Um foco de raiva bovina foi detectado em uma propriedade rural, na cidade de Sena Madureira onde 18 animais morreram com suspeita da doença. As informações foram confirmadas pelo Instituto de Defesa e Agropecuária Florestal (Idaf), que faz o monitoramento.

Ainda conforme o Idaf, só foi possível fazer a coleta de um dos animais, que teve o caso confirmado por exame laboratorial, mas considera como foco devido às outras mortes terem ocorrido no mesmo período e os animais terem apresentado sintomas.

A raiva em bovinos é transmitida pela mordida do morcego, que além de matar o animal infectado pela doença, também pode ser transmitida para humanos.

Em junho do ano passado, o Idaf tinha registrado a morte de sete animais da área rural de quatro cidades no interior do Acre nos meses de dezembro de 2020 e maio de 2021. Os casos deste ano foram informados ao Instituto no início de junho.

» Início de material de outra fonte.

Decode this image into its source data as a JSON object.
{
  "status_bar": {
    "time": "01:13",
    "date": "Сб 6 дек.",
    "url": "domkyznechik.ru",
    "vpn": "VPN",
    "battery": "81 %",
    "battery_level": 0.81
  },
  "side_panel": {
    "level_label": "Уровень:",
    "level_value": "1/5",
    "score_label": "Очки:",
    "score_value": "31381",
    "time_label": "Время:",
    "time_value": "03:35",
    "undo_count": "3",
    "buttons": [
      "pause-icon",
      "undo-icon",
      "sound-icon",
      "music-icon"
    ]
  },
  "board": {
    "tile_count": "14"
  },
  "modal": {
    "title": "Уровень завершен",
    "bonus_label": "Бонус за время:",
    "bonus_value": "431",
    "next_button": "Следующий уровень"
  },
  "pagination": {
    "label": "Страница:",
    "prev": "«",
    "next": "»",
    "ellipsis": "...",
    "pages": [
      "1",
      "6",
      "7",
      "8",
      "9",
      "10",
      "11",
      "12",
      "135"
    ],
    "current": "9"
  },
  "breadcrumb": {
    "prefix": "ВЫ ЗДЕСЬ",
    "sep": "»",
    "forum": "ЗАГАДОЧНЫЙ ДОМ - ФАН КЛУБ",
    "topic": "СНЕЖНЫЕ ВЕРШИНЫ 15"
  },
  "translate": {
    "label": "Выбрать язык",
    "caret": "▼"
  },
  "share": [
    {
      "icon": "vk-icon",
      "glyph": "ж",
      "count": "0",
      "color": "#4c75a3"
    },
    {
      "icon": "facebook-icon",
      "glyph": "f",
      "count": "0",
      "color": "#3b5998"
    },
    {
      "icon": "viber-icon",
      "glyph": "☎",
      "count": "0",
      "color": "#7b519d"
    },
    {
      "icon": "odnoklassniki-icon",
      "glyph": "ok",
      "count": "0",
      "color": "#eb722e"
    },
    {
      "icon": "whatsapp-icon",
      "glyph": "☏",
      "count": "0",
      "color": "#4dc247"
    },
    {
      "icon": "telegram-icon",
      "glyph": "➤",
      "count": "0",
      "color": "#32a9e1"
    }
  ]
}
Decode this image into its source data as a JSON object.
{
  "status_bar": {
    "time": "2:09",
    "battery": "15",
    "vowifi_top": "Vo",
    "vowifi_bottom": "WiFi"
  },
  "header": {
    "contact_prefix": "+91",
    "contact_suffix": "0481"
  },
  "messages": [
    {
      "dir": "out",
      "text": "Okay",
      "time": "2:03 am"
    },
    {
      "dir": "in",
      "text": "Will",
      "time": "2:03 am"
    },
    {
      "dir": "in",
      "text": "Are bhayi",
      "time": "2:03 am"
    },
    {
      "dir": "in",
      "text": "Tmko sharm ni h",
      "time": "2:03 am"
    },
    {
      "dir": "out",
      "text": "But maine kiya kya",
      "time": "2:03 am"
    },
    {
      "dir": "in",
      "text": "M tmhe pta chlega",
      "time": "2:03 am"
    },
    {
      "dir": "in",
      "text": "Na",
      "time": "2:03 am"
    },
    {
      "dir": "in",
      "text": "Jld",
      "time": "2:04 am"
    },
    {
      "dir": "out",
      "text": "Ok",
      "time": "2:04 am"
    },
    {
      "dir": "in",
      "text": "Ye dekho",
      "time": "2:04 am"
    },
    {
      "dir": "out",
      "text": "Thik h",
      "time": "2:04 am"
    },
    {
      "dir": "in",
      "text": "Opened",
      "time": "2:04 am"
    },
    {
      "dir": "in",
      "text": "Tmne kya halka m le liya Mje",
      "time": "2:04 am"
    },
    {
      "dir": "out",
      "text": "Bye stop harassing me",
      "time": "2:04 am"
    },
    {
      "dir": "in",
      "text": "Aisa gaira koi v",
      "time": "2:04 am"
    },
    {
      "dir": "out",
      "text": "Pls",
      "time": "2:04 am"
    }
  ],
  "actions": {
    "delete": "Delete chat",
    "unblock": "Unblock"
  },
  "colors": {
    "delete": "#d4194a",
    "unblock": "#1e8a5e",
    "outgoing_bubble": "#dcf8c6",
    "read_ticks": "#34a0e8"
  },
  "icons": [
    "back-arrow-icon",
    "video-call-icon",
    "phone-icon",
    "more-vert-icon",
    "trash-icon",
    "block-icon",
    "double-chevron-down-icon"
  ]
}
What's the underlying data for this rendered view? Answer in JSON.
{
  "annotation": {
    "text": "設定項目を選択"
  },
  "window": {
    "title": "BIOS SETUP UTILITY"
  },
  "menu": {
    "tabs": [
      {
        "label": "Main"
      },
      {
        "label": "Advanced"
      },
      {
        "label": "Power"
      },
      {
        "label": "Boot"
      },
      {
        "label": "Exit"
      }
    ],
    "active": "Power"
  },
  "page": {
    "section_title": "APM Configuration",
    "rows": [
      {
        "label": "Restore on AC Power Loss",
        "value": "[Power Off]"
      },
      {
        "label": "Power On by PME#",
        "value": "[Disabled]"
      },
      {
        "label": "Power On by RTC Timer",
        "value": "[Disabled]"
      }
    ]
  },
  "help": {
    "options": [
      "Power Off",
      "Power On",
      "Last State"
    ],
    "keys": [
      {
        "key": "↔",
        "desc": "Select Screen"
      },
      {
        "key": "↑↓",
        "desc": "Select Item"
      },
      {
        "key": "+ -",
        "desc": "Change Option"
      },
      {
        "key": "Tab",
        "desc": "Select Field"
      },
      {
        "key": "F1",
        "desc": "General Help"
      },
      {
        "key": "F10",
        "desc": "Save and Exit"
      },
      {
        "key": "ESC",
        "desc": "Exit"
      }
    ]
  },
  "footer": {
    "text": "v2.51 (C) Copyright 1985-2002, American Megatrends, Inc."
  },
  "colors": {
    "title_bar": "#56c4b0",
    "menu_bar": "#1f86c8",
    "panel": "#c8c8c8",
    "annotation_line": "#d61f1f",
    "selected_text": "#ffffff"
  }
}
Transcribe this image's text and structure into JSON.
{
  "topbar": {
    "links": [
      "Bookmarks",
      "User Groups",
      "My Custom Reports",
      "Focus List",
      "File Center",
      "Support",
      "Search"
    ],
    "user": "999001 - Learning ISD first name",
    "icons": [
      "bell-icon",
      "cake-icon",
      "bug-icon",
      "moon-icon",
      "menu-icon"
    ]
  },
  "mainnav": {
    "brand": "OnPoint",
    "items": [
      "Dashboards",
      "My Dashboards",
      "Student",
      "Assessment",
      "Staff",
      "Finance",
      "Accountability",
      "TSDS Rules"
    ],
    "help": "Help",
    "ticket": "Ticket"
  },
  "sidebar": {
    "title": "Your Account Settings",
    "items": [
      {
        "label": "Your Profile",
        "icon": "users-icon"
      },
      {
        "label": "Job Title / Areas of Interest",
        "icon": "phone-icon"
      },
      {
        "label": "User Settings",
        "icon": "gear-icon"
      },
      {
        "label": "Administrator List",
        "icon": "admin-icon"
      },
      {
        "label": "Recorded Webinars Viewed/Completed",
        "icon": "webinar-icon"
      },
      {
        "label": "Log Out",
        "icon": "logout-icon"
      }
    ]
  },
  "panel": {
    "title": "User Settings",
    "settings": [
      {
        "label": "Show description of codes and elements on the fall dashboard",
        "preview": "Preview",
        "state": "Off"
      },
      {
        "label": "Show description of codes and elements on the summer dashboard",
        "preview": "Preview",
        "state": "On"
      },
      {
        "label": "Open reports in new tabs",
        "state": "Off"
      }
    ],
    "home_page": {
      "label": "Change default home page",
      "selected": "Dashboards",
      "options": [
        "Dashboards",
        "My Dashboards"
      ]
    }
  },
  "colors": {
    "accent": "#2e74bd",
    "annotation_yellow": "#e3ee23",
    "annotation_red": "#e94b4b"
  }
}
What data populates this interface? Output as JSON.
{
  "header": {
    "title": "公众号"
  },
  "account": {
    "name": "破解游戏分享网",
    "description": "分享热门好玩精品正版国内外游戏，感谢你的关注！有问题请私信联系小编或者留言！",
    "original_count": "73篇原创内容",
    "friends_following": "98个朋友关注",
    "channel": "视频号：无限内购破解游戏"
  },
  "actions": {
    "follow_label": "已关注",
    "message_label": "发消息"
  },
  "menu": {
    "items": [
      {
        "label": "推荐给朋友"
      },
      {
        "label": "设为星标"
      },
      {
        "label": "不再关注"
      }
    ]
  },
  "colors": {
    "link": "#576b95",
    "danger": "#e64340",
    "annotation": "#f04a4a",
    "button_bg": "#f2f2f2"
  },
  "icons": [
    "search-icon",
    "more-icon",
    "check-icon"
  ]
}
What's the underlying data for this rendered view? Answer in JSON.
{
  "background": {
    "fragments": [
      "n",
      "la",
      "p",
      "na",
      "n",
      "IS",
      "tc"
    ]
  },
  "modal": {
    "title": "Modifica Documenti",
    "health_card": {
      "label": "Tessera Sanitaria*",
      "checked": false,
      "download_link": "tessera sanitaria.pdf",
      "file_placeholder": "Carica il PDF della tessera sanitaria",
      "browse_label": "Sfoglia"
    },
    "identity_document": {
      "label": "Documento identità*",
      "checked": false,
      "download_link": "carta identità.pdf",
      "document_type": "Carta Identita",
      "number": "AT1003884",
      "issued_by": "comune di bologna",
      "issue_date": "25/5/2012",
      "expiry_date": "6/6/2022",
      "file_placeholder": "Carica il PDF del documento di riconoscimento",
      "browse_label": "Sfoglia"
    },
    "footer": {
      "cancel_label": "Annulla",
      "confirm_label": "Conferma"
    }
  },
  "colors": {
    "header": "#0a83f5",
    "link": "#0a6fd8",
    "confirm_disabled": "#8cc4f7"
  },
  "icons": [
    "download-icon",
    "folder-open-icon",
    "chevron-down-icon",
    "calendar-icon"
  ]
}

“Nessa área, nós temos um foco de raiva, com um caso positivo laboratorial e na investigação foi detectado que na propriedade morreram 18. Não podemos afirmar porque não foi possível fazer o exame, mas, pelo período da doença, é detectado como raiva. Se morrer algum animal, em um período de três meses com os mesmos sintomas, a gente considera que ainda seja raiva, pelo período de incubação da doença”, disse a chefe do Programa de Combate da Raiva do Idaf, a veterinária Maria do Carmo Portela.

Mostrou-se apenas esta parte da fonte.